Consider, for a second, that you are experiencing your worst nightmare — a loved one has fallen unresponsive, perhaps, or a fire is threatening to decimate your home. In that moment, all you’d want is for help to arrive and assist you with your emergency. But suppose that, after calling 911, you hear the ringing tone for a minute or more. Would that not be the longest minute of your life? Would that not be surreally cruel, prolonging your tragedy and possibly jeopardizing the very life and health of you or those you love?
This was reality for 130 Boone County residents last year. One-hundred and thirty calls to 911 went unanswered for longer than a minute — 60 excruciating seconds. Some of the calls even took three or four minutes to be answered.
Such is the dismal state of Boone County’s Public Services Joint Communications, responsible for all 911 calls in the county. Critically understaffed, cruelly underfunded, it is a sad manifestation of the City of Columbia’s poor prioritization. In the absence of the funds it deserves from the city, a 3/8 cent sales-tax increase will be presented to voters April 2 as Proposition 1. The increase would triple PSJC’s budget and allow it to hire more staff, update its equipment and move to a central location. We reluctantly support the proposition — it’s necessary to restore the quality of our 911 system, but it shouldn’t have gotten this bad.
Emergency services should be the sacred cow of our city and county’s budget. However, as Columbia’s population has exploded in recent decades, the city (which is responsible for three-fourths of PSJC’s 911 calls) and county have failed to keep emergency services on pace. An advisory board created to evaluate Boone County’s emergency management services [found in its January report](http://s3.documentcloud.org/documents/560610/911-emergency-management-advisory-committee.txt) that PSJC’s “current staffing levels are insufficient, information technology and telecommunication equipment are outdated, and facilities are inadequate to meet community needs.” In fact, the very building the call center is housed in — the old armory on East Ash Street — is itself unable “to withstand a major storm event such as a tornado,” which would jeopardize its ability to serve residents in such an emergency. That sort of defeats the purpose of an emergency communications service, doesn’t it?

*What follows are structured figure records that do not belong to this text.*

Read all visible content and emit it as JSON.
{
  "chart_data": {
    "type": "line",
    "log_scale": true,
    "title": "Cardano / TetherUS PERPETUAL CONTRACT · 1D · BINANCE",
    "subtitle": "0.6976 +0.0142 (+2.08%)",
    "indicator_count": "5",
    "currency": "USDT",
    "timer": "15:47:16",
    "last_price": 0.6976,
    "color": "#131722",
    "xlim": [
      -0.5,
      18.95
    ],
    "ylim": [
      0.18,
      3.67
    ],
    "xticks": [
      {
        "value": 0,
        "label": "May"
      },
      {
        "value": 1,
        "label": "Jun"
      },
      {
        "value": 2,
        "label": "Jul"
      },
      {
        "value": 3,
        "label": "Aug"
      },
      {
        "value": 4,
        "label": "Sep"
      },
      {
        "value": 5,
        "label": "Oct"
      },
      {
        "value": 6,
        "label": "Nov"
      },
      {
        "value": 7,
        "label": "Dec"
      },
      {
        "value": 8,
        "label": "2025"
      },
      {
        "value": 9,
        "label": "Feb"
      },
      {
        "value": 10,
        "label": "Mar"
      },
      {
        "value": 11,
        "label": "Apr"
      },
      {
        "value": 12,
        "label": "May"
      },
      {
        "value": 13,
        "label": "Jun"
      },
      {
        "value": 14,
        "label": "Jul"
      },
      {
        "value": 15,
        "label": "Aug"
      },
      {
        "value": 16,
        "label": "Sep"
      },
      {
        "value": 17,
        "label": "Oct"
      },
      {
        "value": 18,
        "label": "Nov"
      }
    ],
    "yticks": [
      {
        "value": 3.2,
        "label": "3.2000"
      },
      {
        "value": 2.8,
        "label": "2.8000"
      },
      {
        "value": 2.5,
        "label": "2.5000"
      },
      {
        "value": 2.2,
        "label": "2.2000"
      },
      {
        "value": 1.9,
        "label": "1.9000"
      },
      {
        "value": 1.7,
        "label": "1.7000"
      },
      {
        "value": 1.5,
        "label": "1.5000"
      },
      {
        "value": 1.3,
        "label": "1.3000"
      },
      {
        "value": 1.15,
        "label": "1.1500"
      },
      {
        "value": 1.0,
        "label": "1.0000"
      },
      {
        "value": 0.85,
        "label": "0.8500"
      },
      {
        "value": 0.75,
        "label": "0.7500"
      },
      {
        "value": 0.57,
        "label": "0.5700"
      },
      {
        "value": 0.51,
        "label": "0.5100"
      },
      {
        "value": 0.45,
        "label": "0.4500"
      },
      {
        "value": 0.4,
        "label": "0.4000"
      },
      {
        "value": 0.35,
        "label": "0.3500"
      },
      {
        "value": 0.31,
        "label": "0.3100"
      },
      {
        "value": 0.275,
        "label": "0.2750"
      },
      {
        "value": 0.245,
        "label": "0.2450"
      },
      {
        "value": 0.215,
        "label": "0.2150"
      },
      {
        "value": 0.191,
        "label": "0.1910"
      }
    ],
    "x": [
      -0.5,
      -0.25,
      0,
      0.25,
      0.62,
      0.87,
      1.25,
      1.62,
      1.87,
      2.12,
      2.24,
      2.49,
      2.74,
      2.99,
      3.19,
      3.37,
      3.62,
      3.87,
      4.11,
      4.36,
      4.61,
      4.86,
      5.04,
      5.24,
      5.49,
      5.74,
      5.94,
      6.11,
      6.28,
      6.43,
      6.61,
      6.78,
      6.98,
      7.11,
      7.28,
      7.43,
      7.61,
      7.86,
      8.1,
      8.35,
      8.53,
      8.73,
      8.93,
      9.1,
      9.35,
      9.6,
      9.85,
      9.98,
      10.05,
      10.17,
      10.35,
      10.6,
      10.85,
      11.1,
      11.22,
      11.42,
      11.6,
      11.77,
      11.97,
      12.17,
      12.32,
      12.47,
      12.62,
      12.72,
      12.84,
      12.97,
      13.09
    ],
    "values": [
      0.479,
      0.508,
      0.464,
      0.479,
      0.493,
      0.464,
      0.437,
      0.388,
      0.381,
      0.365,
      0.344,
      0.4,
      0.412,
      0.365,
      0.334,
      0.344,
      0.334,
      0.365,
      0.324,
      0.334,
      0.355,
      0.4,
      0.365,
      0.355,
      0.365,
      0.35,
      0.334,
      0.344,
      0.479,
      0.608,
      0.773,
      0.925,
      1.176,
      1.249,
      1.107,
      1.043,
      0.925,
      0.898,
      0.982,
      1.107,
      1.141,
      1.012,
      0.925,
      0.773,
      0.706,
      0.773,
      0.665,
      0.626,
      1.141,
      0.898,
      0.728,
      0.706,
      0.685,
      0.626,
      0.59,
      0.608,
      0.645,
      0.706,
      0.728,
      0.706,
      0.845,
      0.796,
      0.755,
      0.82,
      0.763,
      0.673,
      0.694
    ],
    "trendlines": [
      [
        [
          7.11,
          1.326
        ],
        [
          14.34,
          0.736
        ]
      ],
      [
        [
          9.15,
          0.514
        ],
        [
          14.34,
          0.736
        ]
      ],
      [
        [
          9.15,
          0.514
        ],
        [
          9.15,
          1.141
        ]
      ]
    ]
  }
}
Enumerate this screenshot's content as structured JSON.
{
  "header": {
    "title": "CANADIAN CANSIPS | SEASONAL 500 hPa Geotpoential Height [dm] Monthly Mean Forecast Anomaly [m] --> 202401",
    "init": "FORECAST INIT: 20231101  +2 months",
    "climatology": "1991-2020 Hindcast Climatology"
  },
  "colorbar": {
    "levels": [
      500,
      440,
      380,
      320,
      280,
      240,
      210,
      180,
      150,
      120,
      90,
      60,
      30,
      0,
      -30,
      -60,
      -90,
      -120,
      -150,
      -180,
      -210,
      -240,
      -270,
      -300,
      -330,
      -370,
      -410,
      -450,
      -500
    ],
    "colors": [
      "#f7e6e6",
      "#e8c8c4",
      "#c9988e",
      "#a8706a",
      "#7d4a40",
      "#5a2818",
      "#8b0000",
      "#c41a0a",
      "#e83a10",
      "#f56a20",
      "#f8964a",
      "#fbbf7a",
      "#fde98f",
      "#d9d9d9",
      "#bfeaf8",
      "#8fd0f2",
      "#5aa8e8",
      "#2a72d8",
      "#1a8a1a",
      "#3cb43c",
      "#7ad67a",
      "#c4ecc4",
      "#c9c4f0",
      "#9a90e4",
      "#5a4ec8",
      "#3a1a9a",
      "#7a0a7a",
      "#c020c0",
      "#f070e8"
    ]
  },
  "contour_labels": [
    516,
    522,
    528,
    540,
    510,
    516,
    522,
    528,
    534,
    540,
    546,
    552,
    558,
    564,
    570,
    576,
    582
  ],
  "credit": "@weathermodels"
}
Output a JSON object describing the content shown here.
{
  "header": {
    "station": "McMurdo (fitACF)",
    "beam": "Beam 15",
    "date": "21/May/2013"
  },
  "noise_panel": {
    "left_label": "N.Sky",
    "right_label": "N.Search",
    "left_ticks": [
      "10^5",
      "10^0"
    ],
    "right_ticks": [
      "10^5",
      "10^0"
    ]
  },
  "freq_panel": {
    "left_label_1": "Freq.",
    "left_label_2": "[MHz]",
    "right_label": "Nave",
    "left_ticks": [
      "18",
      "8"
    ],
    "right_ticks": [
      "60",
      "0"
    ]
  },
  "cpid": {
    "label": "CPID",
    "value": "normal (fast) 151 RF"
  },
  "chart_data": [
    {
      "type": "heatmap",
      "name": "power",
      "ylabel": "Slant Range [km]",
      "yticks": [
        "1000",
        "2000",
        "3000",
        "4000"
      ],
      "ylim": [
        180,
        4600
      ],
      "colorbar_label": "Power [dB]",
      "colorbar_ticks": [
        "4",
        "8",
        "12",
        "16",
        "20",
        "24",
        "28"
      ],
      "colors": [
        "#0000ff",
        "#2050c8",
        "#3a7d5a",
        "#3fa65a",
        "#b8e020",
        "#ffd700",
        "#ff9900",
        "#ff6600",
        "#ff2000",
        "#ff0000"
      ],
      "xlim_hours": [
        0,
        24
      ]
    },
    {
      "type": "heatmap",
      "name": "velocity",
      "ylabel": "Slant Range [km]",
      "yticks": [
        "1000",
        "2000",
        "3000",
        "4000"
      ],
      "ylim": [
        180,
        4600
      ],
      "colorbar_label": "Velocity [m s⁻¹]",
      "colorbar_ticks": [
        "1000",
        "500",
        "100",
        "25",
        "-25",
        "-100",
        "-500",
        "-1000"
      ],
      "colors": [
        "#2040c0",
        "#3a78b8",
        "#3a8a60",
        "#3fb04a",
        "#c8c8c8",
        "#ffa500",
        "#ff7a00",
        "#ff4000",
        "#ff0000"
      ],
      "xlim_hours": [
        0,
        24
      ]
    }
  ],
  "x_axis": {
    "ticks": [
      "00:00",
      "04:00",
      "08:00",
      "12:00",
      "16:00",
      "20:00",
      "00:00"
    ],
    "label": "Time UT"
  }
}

We wish these gaping deficiencies in our 911 services would have been taken care of through smart money management and budgeting by the city of Columbia, which has seen most of the recent population growth and puts the most strain on PSJC. Allowing our joint communications services to fail national safety standards and let Boone County residents down in their time of need is unacceptable and a huge embarrassment.
At this point, we’d rather there be a dedicated portion of sales tax be established through this increase to bring the service up to date than to have the City of Columbia and Boone County continue to underfund it. We sympathize with Keep Columbia Free, whose director Mark Flakne has been vocal against this proposition — it should not require _extra taxes_ to ensure our county has adequate emergency-communications services. But PSJC has been allowed to lapse far too long, and deserves whatever increase it can get.
When it comes down to that moment of emergency, when it’s time for you to call 911 and expect a prompt and helpful response, will a 3/8 cent sales tax increase continue to be an intolerable outrage? We urge you to vote yes on Proposition 1 on April 2 and help restore our county’s emergency communications to where they should be.